Robert Wilson brachte den Minimalismus ins Theater
Robert Wilsons Kunst entstand aus der Stille. «In der Ruhe finden wir alle Bewegung. Es gibt immer Bewegung», hielt er 1991 fest. «Ich glaube, wir müssen mit der Stille beginnen. Es gibt keine Stille, es gibt immer Klang.»
Noch der vermeintliche Stillstand ist bewegt. Jede Mikrobewegung drückt eine Mikroemotion aus. Um diese Mikrobewegung sichtbar zu machen und auf die Mikroemotion zugreifen zu können, bedarf es ihrer Zerlegung und analytischen Verlangsamung.
Formstreng bis in die Fingerkuppen
Wilsons Inszenierungen sind unverkennbar. Sei es «Einstein on the Beach», mit dem er weltberühmt wurde, das famose Freischütz-Musical «The Black Rider» oder Virginia Woolfs «Orlando»: Die minimalistische Ästhetik ist auf den ersten Blick unverwechselbar und zieht das Publikum in ihren Bann.

Sattfarbene Lichträume, schemenhafte Gestalten, stark geschminkte Gesichter und abgespreizte Hände. Stilisierte Gesten, klare Linien, starke Achsen. Die Vertikale bedeutet die Zeit, die Horizontale den Raum. Eine strenge Form bis in die Fingerkuppen.
Daraus zog Wilson ab den 60er- und 70er-Jahren eine neue Freiheit, die sich fern des realistischen Theaters entwickelte. Den Äusserlichkeiten so mancher psychologischen Interpretation setzte er einen rigiden Formrahmen entgegen.
Damit wollte der Theaterkünstler eine andersgeartete Innerlichkeit zur Geltung bringen. Das war damals unerhört. Wilsons Kunst war einer antinaturalistischen Avantgarde verpflichtet und zugleich ästhetisch eigenständig.
Als junger Mann kam Wilson aus Texas nach New York – ein Kulturschock. Er erlebte das SoHo der 70er-Jahre und lernte seine Lebensmenschen kennen: den jugendlichen Künstler Christopher Knowles, die Tänzerin Lucinda Childs, die Komponisten Philip Glass und John Cage, den Tänzer Merce Cunningham.

Er bezog ein Atelier in einem Speichergebäude an der Spring Street und gründete dort (in Anlehnung an Andy Warhol) eine Art «Factory» mit offenen Türen. Wer von der Strasse hereinkam, war Teil seiner Truppe.
Vom Flop zum Monumentalwerk
In Europa wurde Robert Wilson 1976 am Festival von Avignon zu einem Begriff. Damals brachte er mit Philip Glass «Einstein on the Beach» heraus. Das Monumentalwerk tourte noch bis in die 2010er-Jahre rund um den Globus.
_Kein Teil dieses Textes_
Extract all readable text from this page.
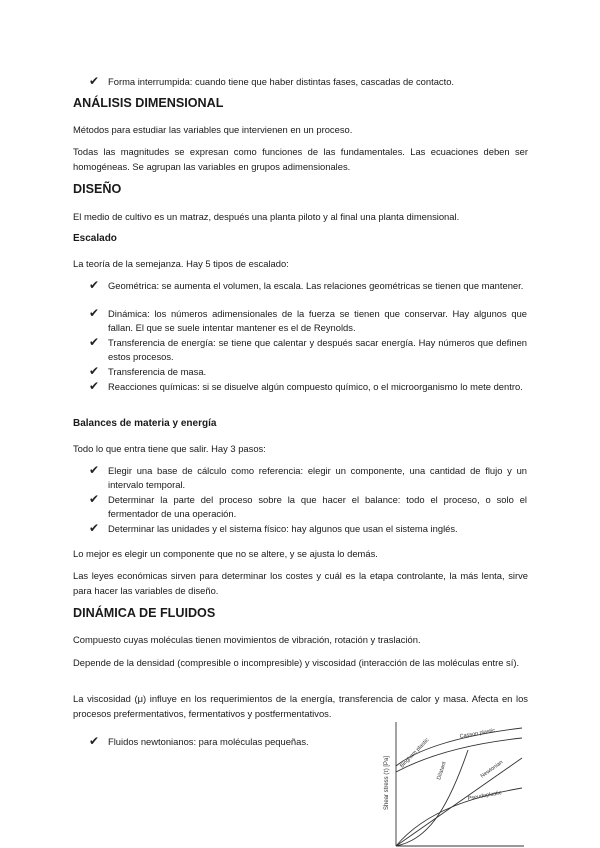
✔ Forma interrumpida: cuando tiene que haber distintas fases, cascadas de contacto.
ANÁLISIS DIMENSIONAL
Métodos para estudiar las variables que intervienen en un proceso.
Todas las magnitudes se expresan como funciones de las fundamentales. Las ecuaciones deben ser homogéneas. Se agrupan las variables en grupos adimensionales.
DISEÑO
El medio de cultivo es un matraz, después una planta piloto y al final una planta dimensional.
Escalado
La teoría de la semejanza. Hay 5 tipos de escalado:
✔ Geométrica: se aumenta el volumen, la escala. Las relaciones geométricas se tienen que mantener.
✔ Dinámica: los números adimensionales de la fuerza se tienen que conservar. Hay algunos que fallan. El que se suele intentar mantener es el de Reynolds.
✔ Transferencia de energía: se tiene que calentar y después sacar energía. Hay números que definen estos procesos.
✔ Transferencia de masa.
✔ Reacciones químicas: si se disuelve algún compuesto químico, o el microorganismo lo mete dentro.
Balances de materia y energía
Todo lo que entra tiene que salir. Hay 3 pasos:
✔ Elegir una base de cálculo como referencia: elegir un componente, una cantidad de flujo y un intervalo temporal.
✔ Determinar la parte del proceso sobre la que hacer el balance: todo el proceso, o solo el fermentador de una operación.
✔ Determinar las unidades y el sistema físico: hay algunos que usan el sistema inglés.
Lo mejor es elegir un componente que no se altere, y se ajusta lo demás.
Las leyes económicas sirven para determinar los costes y cuál es la etapa controlante, la más lenta, sirve para hacer las variables de diseño.
DINÁMICA DE FLUIDOS
Compuesto cuyas moléculas tienen movimientos de vibración, rotación y traslación.
Depende de la densidad (compresible o incompresible) y viscosidad (interacción de las moléculas entre sí).
La viscosidad (μ) influye en los requerimientos de la energía, transferencia de calor y masa. Afecta en los procesos prefermentativos, fermentativos y postfermentativos.
✔ Fluidos newtonianos: para moléculas pequeñas.
Shear stress (τ) [Pa]
Bingham plastic
Casson plastic
Dilatant	Newtonian
Pseudoplastic
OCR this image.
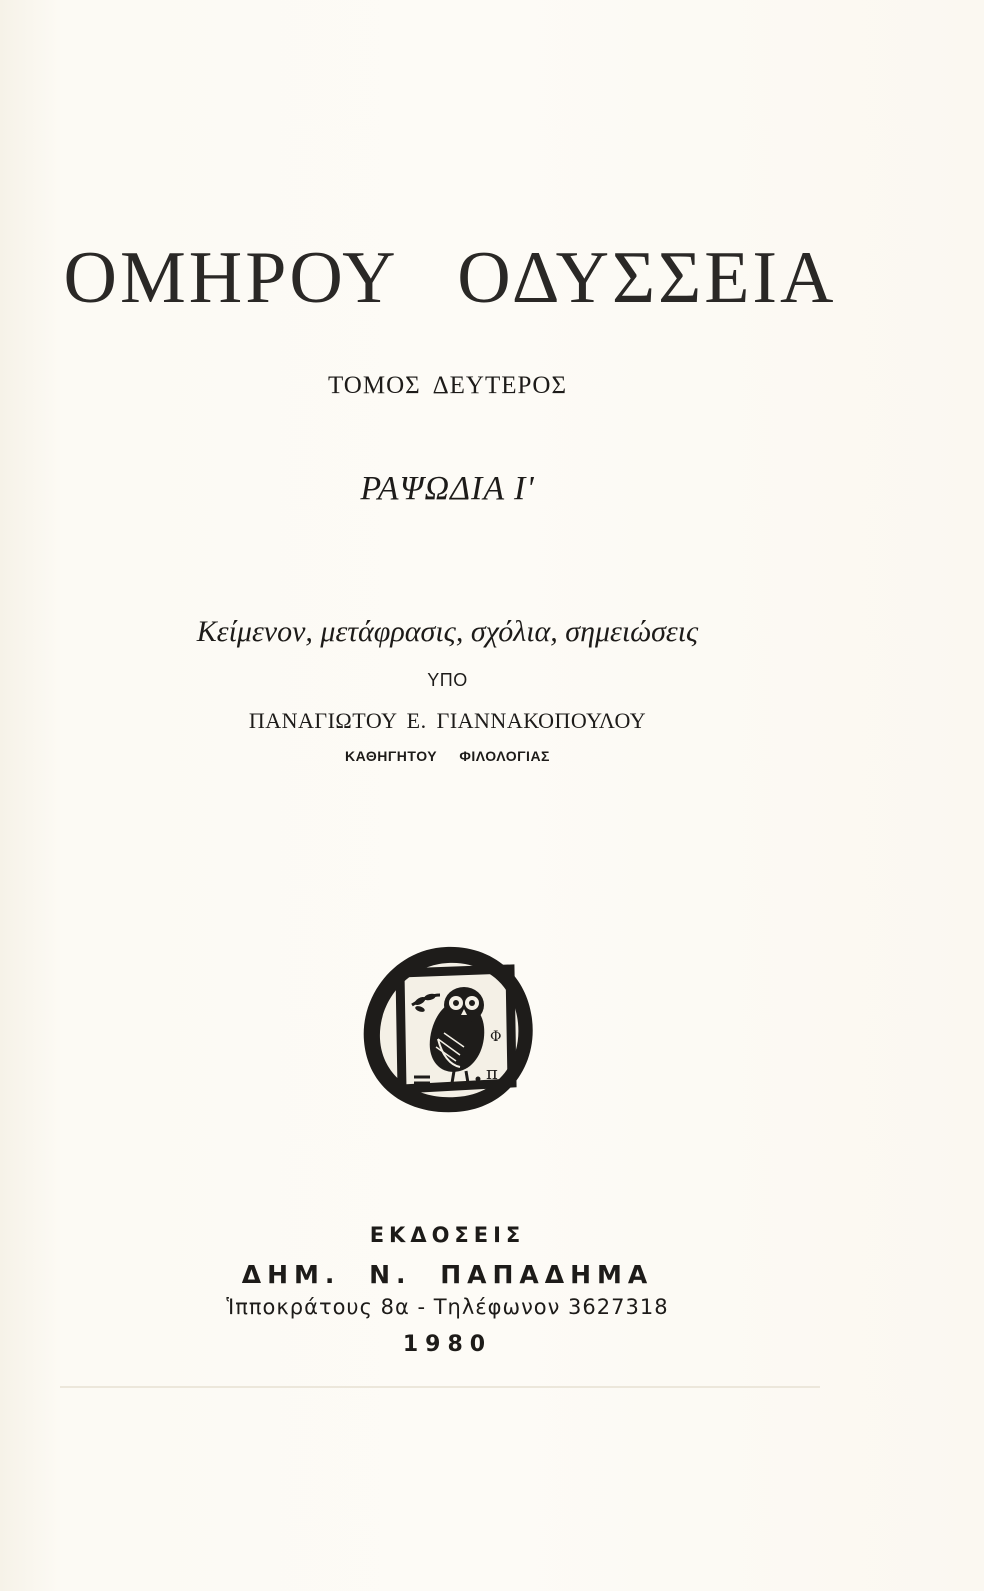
ΟΜΗΡΟΥ ΟΔΥΣΣΕΙΑ
ΤΟΜΟΣ ΔΕΥΤΕΡΟΣ
ΡΑΨΩΔΙΑ Ι'
Κείμενον, μετάφρασις, σχόλια, σημειώσεις
ΥΠΟ
ΠΑΝΑΓΙΩΤΟΥ Ε. ΓΙΑΝΝΑΚΟΠΟΥΛΟΥ
ΚΑΘΗΓΗΤΟΥ ΦΙΛΟΛΟΓΙΑΣ
Φ
π
ΕΚΔΟΣΕΙΣ
ΔΗΜ. Ν. ΠΑΠΑΔΗΜΑ
Ἱπποκράτους 8α - Τηλέφωνον 3627318
1980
Wilson hatte die Produktion zuvor in den 70ern ein erstes Mal als selbstfinanziertes Gastspiel an die Met gebracht – damals ein Flop. Er war bankrott.
Die folgenden Jahre produzierte er in Europa, etwa an der Berliner Schaubühne, in Projekten mit dem Dichter Heiner Müller und in Paris. Diese Arbeiten waren stilbildend für eine Generation europäischer Künstlerinnen und Künstler. Bis zu seinem Tod blieb Wilson in Europa bekannter als in den USA.
Der Traum vom Kollektiv
Er war sein eigener Bühnenbildner, designte Möbel und schuf ein zeichnerisches Werk. Die Kehrseite der unverkennbaren minimalistischen Ästhetik war eine gewisse Glätte, eine kunsthandwerkliche Anmutung.

Wilsons Sehnsucht blieb, der Traum vom Künstlerkollektiv und von anderen Produktionsbedingungen wie einst an der Springstreet. Er verwirklichte ihn in seinem Watermill-Center auf Long Island, das ganz seinen Geist atmet. Es bietet jungen Kunstschaffenden Ruhe, kreativen Raum und ein Netzwerk. Es bleibt sein stilles Vermächtnis.